Doesn't the minimum wage rise every year?
The exact amount of any increase depends on a number of things. The Low Pay Commission, which advises the government on the minimum wage, will generally look at the state of the economy before deciding what recommendations to make. This would mean taking into account things like the effect a rise might have on employment.
But in real terms, it's a different story
While the adult minimum wage has risen every year, so have prices. If we adjust for inflation and look at how much the minimum wage buys, we can see that the answer to Tim's question is that the adult minimum wage is worth more than it was when introduced, but less than it was in 2007.
The minimum wage rates are usually updated in October, while prices change throughout the year. This is why the 'steps' in the real terms graph are sloped: the real value of the minimum wage jumps when it's updated, and is then usually eroded over the course of the year.
This also works the other way around: when inflation is negative and prices fall, the real value of the minimum wage rises.

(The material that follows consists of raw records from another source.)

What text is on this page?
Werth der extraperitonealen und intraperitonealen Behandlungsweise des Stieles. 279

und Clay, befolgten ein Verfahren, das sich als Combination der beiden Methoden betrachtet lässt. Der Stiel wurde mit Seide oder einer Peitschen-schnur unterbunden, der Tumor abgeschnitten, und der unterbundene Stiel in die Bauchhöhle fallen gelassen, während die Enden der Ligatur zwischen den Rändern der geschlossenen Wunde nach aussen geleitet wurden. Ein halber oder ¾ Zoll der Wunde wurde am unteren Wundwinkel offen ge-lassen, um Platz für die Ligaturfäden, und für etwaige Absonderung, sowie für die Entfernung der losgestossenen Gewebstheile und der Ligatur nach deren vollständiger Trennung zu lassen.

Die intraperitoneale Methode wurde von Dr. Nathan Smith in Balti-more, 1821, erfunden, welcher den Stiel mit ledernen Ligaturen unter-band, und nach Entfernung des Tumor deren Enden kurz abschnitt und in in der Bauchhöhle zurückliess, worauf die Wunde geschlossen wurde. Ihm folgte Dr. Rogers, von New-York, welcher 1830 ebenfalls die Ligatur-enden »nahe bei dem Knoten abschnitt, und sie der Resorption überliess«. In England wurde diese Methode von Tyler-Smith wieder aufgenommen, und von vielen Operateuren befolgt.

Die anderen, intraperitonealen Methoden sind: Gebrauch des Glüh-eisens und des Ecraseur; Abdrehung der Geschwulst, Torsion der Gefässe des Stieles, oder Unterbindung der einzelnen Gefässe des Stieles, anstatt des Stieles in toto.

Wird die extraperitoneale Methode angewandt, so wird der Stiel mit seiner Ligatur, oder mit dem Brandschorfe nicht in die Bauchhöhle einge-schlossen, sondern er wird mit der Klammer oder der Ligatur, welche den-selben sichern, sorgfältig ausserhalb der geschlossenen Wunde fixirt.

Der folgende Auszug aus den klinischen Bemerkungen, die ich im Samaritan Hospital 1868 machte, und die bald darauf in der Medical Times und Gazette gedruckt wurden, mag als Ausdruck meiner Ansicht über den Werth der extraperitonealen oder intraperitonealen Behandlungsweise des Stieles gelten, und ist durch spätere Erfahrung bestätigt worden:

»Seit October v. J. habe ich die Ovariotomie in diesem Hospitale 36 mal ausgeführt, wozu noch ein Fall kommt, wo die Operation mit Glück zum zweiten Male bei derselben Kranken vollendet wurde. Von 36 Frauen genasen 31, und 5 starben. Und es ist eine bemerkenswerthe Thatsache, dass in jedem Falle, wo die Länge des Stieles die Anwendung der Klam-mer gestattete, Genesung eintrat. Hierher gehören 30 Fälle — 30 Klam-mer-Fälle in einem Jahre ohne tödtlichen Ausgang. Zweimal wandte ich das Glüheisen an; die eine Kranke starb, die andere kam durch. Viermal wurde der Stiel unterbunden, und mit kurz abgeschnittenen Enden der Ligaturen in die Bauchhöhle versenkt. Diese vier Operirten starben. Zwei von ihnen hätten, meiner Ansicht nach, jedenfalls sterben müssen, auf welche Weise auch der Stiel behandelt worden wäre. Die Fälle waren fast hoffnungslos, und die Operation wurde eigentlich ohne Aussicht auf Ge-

Since 2008, there's been a bit of a change in the pattern. Before that point, the real value of the adult minimum wage trended broadly upwards. After the recession began, we saw a period where the real value of the minimum wage fell.
This makes sense; the Low Pay Commission take into account the state of the economy when they make their recommendations, and when unemployment is rising and wages are falling, increases in the minimum wage are likely to have unwanted effects on employment.
The last government changed the age bands
The Coalition made some changes to the minimum wage age groups. The rate for people aged 22 and over became the rate for people aged 21 and over, the 18-21 age group was changed to 18-20 and a new 'Apprentice' rate was introduced.
This rate (for apprentices aged 16-18, or apprentices over 19 in their first year) is set below the minimum wage for people under the age of 18. The general reasoning is that an apprentice is given training both on and off the job, and the employer is compensated for this additional cost through lower wages.